Enfin, concernant la communication des entreprises, un professionnel du développement durable m’a affirmé, il y a quelques années, qu’on ne pouvait pas parler de stratégies de communication sur le développement durable car les entreprises ne communiquaient plus sur ce sujet. Cette affirmation étonnante renvoie dans les faits à deux choses. Quand on parle de communication développement durable ou RSE, on peut d’une part penser seulement à la communication publicitaire. D’autre part, on a tendance à associer cette communication au greenwashing. La communication RSE de l’entreprise est évidemment plus large que cela. Elle englobe par exemple une communication plus réactive, qui peut même répondre à une contrainte juridique, ou encore la communication entre les parties prenantes sans laquelle il ne peut y avoir de stratégie RSE. Une des questions qui se sont posées à moi très tôt concerne le pourquoi du greenwashing. Est-ce que c’est toujours issu d’une volonté de tromperie et de mensonge de la part des entreprises qui le pratiquent ? Nombre de chercheurs et de professionnels de la communication ont montré que la réalité est plus complexe que ça. L’intention ne change cependant pas grand-chose aux effets nocifs de cette pratique : induire le consommateur en erreur et transformer l’achat d’un produit ou d’un service en une action environnementale.
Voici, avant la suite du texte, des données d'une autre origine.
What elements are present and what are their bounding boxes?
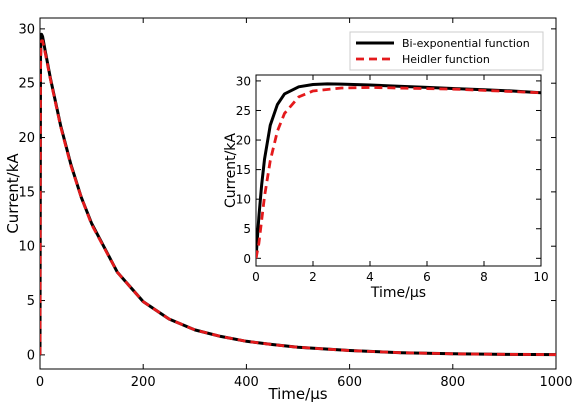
inset-x-tick-label: 10 xyxy=(533,270,548,284)
inset-y-tick-label: 25 xyxy=(236,104,251,118)
inset-y-tick-label: 5 xyxy=(243,222,251,236)
legend: Bi-exponential function Heidler function xyxy=(349,31,544,71)
inset-series-heidler-line xyxy=(256,86,541,259)
inset-y-axis-label: Current/kA xyxy=(223,133,239,208)
main-x-tick-label: 1000 xyxy=(539,375,572,390)
legend-box xyxy=(349,31,544,71)
main-x-tick-label: 800 xyxy=(440,375,465,390)
main-y-tick-label: 0 xyxy=(27,348,35,363)
main-series-heidler-line xyxy=(40,39,556,357)
inset-y-tick-label: 10 xyxy=(236,193,251,207)
main-x-tick-label: 600 xyxy=(337,375,362,390)
main-x-tick-label: 200 xyxy=(131,375,156,390)
inset-x-tick-label: 4 xyxy=(366,270,374,284)
main-y-axis-label: Current/kA xyxy=(4,153,22,234)
inset-y-tick-label: 0 xyxy=(243,252,251,266)
main-x-tick-label: 0 xyxy=(36,375,44,390)
main-x-tick-label: 400 xyxy=(234,375,259,390)
main-y-tick-label: 15 xyxy=(18,185,35,200)
main-y-tick-label: 30 xyxy=(18,22,35,37)
inset-x-tick-label: 0 xyxy=(252,270,260,284)
inset-plot-frame xyxy=(255,74,542,267)
main-y-tick-label: 20 xyxy=(18,131,35,146)
inset-panel: 0 2 4 6 8 10 0 5 10 15 20 25 30 Time/μs Current/kA xyxy=(223,74,549,301)
main-y-tick-label: 25 xyxy=(18,77,35,92)
main-y-tick-label: 10 xyxy=(18,240,35,255)
legend-label-heidler: Heidler function xyxy=(402,53,490,66)
inset-x-axis-label: Time/μs xyxy=(370,285,426,301)
main-x-axis-label: Time/μs xyxy=(267,385,327,403)
inset-x-tick-label: 8 xyxy=(480,270,488,284)
inset-x-tick-label: 6 xyxy=(423,270,431,284)
legend-label-bi-exponential: Bi-exponential function xyxy=(402,37,530,50)
inset-y-tick-label: 30 xyxy=(236,74,251,88)
main-y-tick-label: 5 xyxy=(27,294,35,309)
inset-x-tick-label: 2 xyxy=(309,270,317,284)
inset-y-tick-label: 15 xyxy=(236,163,251,177)
inset-y-tick-label: 20 xyxy=(236,134,251,148)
Le greenwashing est un très bon exemple de comment la communication peut créer des représentations et des comportements défavorables à l’environnement, en banalisant les problèmes ainsi que les solutions. Cette pratique fait l’objet depuis quelques années d’une régulation et d’une surveillance constante, et les entreprises ont compris qu’elle était contre-productive. Elle n’est plus aussi massivement utilisée qu’avant, mais nous rencontrons encore régulièrement des cas. Le Jury de Déontologie Publicitaire a par exemple récemment jugé fondée la plainte de France Nature Environnement et Halte à l’obsolescence programmée contre Five Guys pour son affiche qui affirme que son milkshake est « La meilleur chose qui soit arrivée à cette planète ». L’entreprise a présenté ses excuses, retiré son affiche, et fait valoir sa bonne foi. La communication RSE est un terrain miné et requiert beaucoup de prudence et d’humilité. Les faux pas, les maladresses et les risques de paraître sans être sont toujours possibles. Dans cette perspective, la communication RSE pousse à repenser la communication de l’entreprise et à l’inclure dans la réflexion plus globale sur sa responsabilité et le sens-même de son activité.

En quoi les facettes de vos activités comme consultante et comme chercheuse sont-elles différentes ? complémentaires ? antinomiques ?

Il y a d’abord un point commun sur la méthodologie. Le chercheur comme le consultant sont face à une question ou une demande qui n’est souvent pas claire et qui n’a pas de solution prédéfinie. Il est question de problématiser cette question, avant de constituer et analyser les données qui permettent d’y apporter un éclairage et de proposer des solutions.

La différence principale concerne le temps des projets et la profondeur du questionnement. Les projets de recherche sont généralement plus longs et plus poussés. En ce sens, la recherche constitue une mine de ressources pour le conseil. Par ailleurs, dans le conseil, quand je fais un audit ou que je propose une stratégie de communication par exemple, mon expérience de chercheuse me permet de prendre du recul et d’adopter une démarche scientifique et rigoureuse.

Pour terminer, vous avez récemment participé aux journées de lancement du Groupe d’études et de recherche « Communication, Environnement, Sciences et Société » (lire votre compte-rendu détaillé). Qu’est-ce que vous en retenez ?

C’était une belle occasion de rencontrer plusieurs chercheurs francophones qui travaillent sur la communication sur l’environnement et le développement durable, et d’appréhender la diversité et la richesse des travaux dans ce domaine. La recherche en communication environnementale permet de comprendre en profondeur les liens entre les problèmes environnementaux et les discours des différents acteurs en interaction. Cette compréhension est nécessaire pour la construction de savoirs et savoir-faire communicationnels qui peuvent contribuer activement à la transition écologique. C’est là l’un des objectifs de ce groupe.